零山は自分の欲望に忠実である生き方を願い、手練手管を駆使して様々なものを勝ち取った。
神室さんは自分の霊感体質を嫌い、なくなることを願った。その願いは世界をでたらめなものに変えてしまうほど強いものだった。
御来屋さんは、フェノミナの根絶を願い、打倒シロフクロウに闘志を燃やした。そしてついに勝利を得た。

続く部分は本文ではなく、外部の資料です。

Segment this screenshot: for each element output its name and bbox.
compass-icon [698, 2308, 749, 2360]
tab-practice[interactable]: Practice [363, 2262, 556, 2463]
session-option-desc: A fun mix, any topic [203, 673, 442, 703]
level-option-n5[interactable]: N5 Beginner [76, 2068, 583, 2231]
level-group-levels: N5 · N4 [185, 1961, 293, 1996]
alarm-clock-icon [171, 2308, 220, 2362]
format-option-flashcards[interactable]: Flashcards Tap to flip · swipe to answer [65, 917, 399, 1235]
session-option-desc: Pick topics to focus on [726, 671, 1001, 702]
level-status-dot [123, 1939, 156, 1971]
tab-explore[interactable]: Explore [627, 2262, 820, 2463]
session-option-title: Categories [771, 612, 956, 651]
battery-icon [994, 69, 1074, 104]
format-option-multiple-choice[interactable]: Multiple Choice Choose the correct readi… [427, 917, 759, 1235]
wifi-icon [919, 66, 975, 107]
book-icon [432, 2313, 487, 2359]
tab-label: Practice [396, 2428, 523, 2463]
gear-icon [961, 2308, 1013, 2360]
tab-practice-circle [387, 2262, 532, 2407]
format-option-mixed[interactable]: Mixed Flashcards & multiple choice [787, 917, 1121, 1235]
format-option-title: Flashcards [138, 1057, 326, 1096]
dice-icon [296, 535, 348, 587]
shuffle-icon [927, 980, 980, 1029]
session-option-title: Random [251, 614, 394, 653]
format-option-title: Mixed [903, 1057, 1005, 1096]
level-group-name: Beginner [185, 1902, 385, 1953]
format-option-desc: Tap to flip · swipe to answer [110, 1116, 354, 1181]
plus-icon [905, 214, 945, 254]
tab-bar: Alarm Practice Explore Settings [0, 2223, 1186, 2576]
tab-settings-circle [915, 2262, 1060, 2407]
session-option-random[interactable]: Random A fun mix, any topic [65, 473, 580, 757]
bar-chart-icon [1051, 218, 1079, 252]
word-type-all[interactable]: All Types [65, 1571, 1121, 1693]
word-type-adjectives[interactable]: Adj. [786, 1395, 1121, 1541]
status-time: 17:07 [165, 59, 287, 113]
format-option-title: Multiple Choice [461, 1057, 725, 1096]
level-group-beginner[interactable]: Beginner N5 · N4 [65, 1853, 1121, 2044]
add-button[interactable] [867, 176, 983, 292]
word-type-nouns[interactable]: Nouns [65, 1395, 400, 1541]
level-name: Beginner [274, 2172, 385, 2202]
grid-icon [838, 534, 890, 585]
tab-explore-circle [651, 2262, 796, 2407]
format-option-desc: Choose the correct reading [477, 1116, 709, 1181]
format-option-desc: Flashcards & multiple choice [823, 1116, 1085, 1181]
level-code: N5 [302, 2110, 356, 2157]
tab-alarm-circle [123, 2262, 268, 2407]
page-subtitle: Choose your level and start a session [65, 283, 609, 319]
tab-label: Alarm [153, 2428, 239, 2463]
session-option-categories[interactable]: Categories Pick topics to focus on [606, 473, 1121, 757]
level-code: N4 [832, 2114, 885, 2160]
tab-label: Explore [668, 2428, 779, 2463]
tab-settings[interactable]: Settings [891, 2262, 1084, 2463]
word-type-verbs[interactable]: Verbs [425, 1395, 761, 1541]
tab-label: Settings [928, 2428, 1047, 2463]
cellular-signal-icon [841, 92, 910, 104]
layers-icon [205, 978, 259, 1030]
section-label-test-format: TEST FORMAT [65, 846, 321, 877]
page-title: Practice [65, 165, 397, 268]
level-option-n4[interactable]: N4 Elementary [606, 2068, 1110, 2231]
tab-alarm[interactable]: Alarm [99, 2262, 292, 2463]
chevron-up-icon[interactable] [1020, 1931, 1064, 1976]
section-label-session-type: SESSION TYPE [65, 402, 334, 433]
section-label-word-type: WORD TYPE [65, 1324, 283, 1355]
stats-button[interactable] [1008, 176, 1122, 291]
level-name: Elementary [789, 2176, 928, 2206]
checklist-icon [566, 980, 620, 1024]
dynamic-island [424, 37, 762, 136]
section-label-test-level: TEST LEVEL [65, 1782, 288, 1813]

僕たちはそれぞれの理由で、ぼっちだった。それがふとしたきっかけで集まった。
本来は決して交わらない願いが交錯して、それがやがて大きな力となった。
誰一人欠けても成し得ない偉業を達成できた。世界を元通りに戻すことができた。
強く願う。
今はそれが嘘でないことも分かる。
御来屋さんが文庫本を鞄にしまいこんだ。神室さんはもう既に両手で自分の鞄を抱えている。
「さあ、行きましょう。本当の黒川くんが眠る病院へ」
御来屋さんの提案に、元気よく神室さんが頷く。
「はい! ほら零山くんも早く」
「えー、俺はいいよ。外は暑いもん行きたくない面倒くさい」
そうは言っているが、僕は零山が本気で言っていないことが分かる。耳の裏がピリピリとしたのだ。やつは嘘を言っている。
そうして僕たちは。
四人で、僕が眠る病院へ足を運んだ。
その後果たして僕が無事に元の身体に戻ることが出来たのか?
そこから始まる長い物語を綴るのは、またの機会に譲ろうと思うのだ。
病院のベッドの上で長い眠りから目覚めた僕に、いるはずのない妹が「お兄ちゃん!」と言って、嬉し涙を流したところからはじまる物語を。
僕にはいるはずのないその妹が、どうみても御来屋さんにしか見えなくて、僕がたいそう困惑するところからはじまるパラレルワールドの物語を。
その世界から帰ってくるまでの一部始終を。
僕の冒険譚と、恋物語はまだまだはじまったばかりなのであった。